Son discours, vivement critiqué le lendemain par le parti de la résistance, ne satisfit qu’à, demi ses auditeurs, qui prirent toutefois acte de ses promesses et surtout de ses déclarations relatives aux Chinois. Kearney et les principaux meneurs estimèrent que c’était déjà beaucoup que d’avoir amené le maire à faire cause commune avec eux contre l’immigration chinoise. — Vous avez entendu la réponse du maire, s’écria Kearney, l’ennemi commun c’est l’Asiatique, sa forteresse c’est « Chinatown. » On désigne ainsi le quartier populeux qu’habitent les Chinois. — Emportons-la d’assaut, brûlons-la, faisons-la sauter, répondait la foule. — Soit, répliqua Kearney, mais avant, organisons-nous, et formons-nous en milice. Aux armes et vive la révolution ! Aux armes! et, si la compagnie du Pacifique persiste à recevoir des Chinois à bord de ses navires, marchons en rangs serrés et faisons sauter ses vapeurs. Ecoutez, avant peu j’appellerai 40,000 hommes, et nous verrons ce qu’oseront ou pourront faire la police et les troupes fédérales.
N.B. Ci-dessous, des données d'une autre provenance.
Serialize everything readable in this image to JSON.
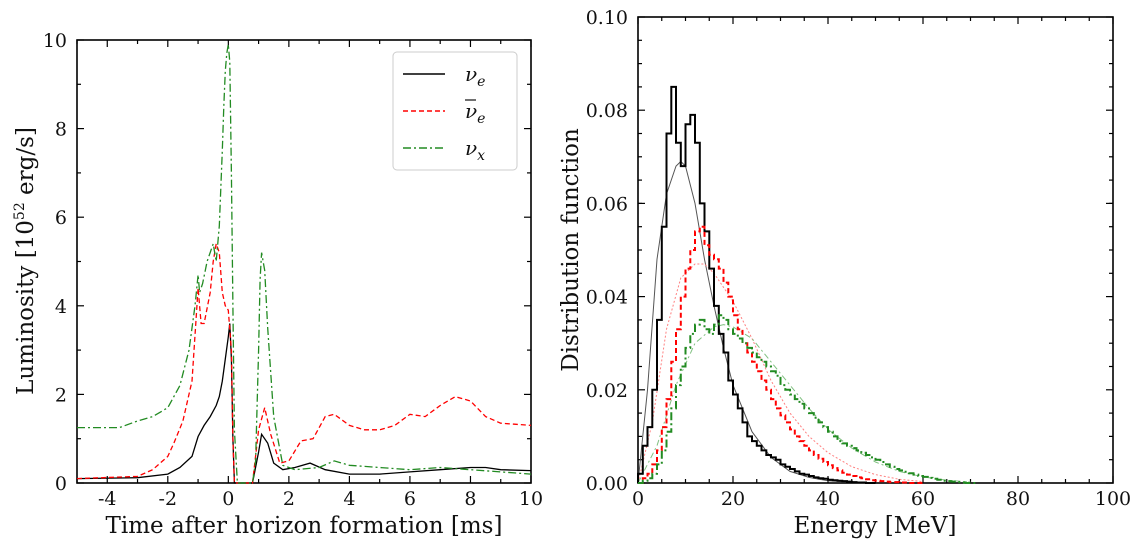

Le lendemain le San-Francisco Herald répliquait que 75,000 citoyens résolus barreraient le chemin aux 40,000 hommes de Kearney. « On prêche ouvertement dans nos rues l’anarchie, la violence et l’incendie. Les autorités, incapables om intimidées, n’osent tenir tête à l’émeute; mais nous le ferons, nous, et 75,000 autres avec nous sont décidés à mettre un terme à ces scènes odieuses. »

De leur côté, les Chinois, effrayés, se réclamaient du texte des traités et faisaient appel aux autorités fédérales pour la protection de leurs personnes et de leurs propriétés. J. G. Kennedy, représentant à Washington des six grandes compagnies, remettait au président des États-Unis une protestation énergique contre les menaces dont les Asiatiques étaient l’objet et demandait l’envoi immédiat d’instructions spéciales et de troupes.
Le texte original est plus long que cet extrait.